Ugl: “Oltre200mila operatori AIOP-ARIS senza rinnovo del contratto: sono lavoratori di serie B con stipendi da fame”.

Roma – Oltre duecentomila operatori degli ospedali privati, delle Rsa e delle strutture residenziali hanno manifestato stamattina di fronte al palazzo della Regione Lazio, in concomitanza con lo sciopero nazionale, per chiedere il rinnovo del contratto.

“Abbiamo portato la protesta degli operatori della sanità privata e del socio assistenziale a cui si applicano i contratti collettivi nazionali di lavoro AIOP ARIS e AIOP e ARIS RSA di fronte alla Regione Lazio nel giorno dello sciopero nazionale per il mancato rinnovo dei loro accordi”, dichiarano in una nota congiunta Paolo Capone, segretario generale della UGL e Gianluca Giuliano, segretario nazionale della UGL Salute presenti alla manifestazione.

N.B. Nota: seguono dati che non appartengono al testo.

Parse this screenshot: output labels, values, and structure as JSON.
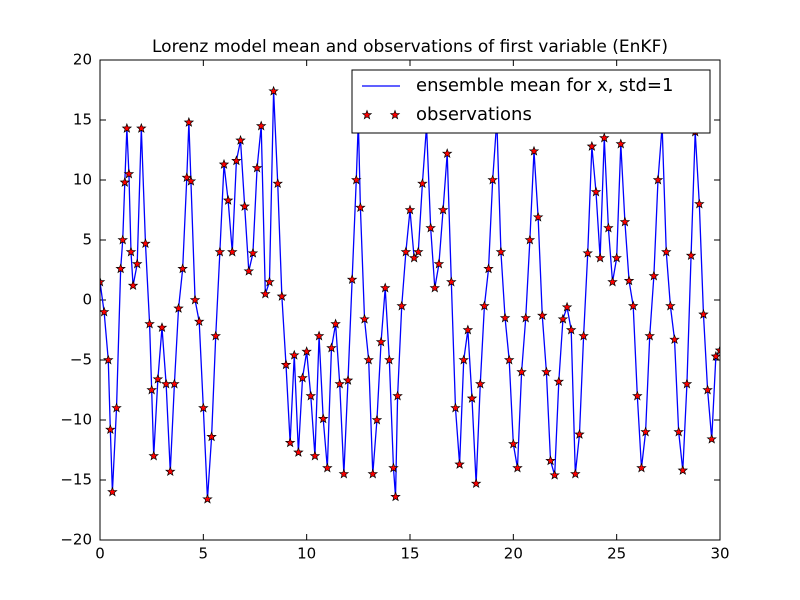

“È inaccettabile che, da troppi anni, questa grande schiera di professionisti si trovi senza contratto. Sono gli stessi che hanno guadagnato le pagine dei giornali sentendosi chiamare eroi. Oggi rischiano di essere dei dimenticati, dei lavoratori di serie B con stipendi da fame e condizioni lavorative il più delle volte molto critiche. Il tavolo di trattativa da parte delle associazioni datoriali non è stato ancora avviato. Il tempo passa, il costo della vita mette sempre più in difficoltà le famiglie e a questi operatori viene negata la dignità di un nuovo contratto con adeguamenti economici al passo con i tempi. La sottoscrizione di due accordi ponte, che avrebbero dovuto portare all’elaborazione di un contratto unico del settore sociosanitario, è stata disattesa. Non si può più aspettare. È ora di rinnovare i ccnl e che le istituzioni facciano la loro parte trattandosi di strutture accreditate che utilizzano soldi pubblici. Siamo pronti a proseguire la lotta al loro fianco con tutti i mezzi a nostra disposizione, fino a quando non avremo sostanziali novità, per dare a questi oltre duecentomila lavoratori un nuovo accordo dignitoso nel nome della giustizia sociale” concludono i sindacalisti.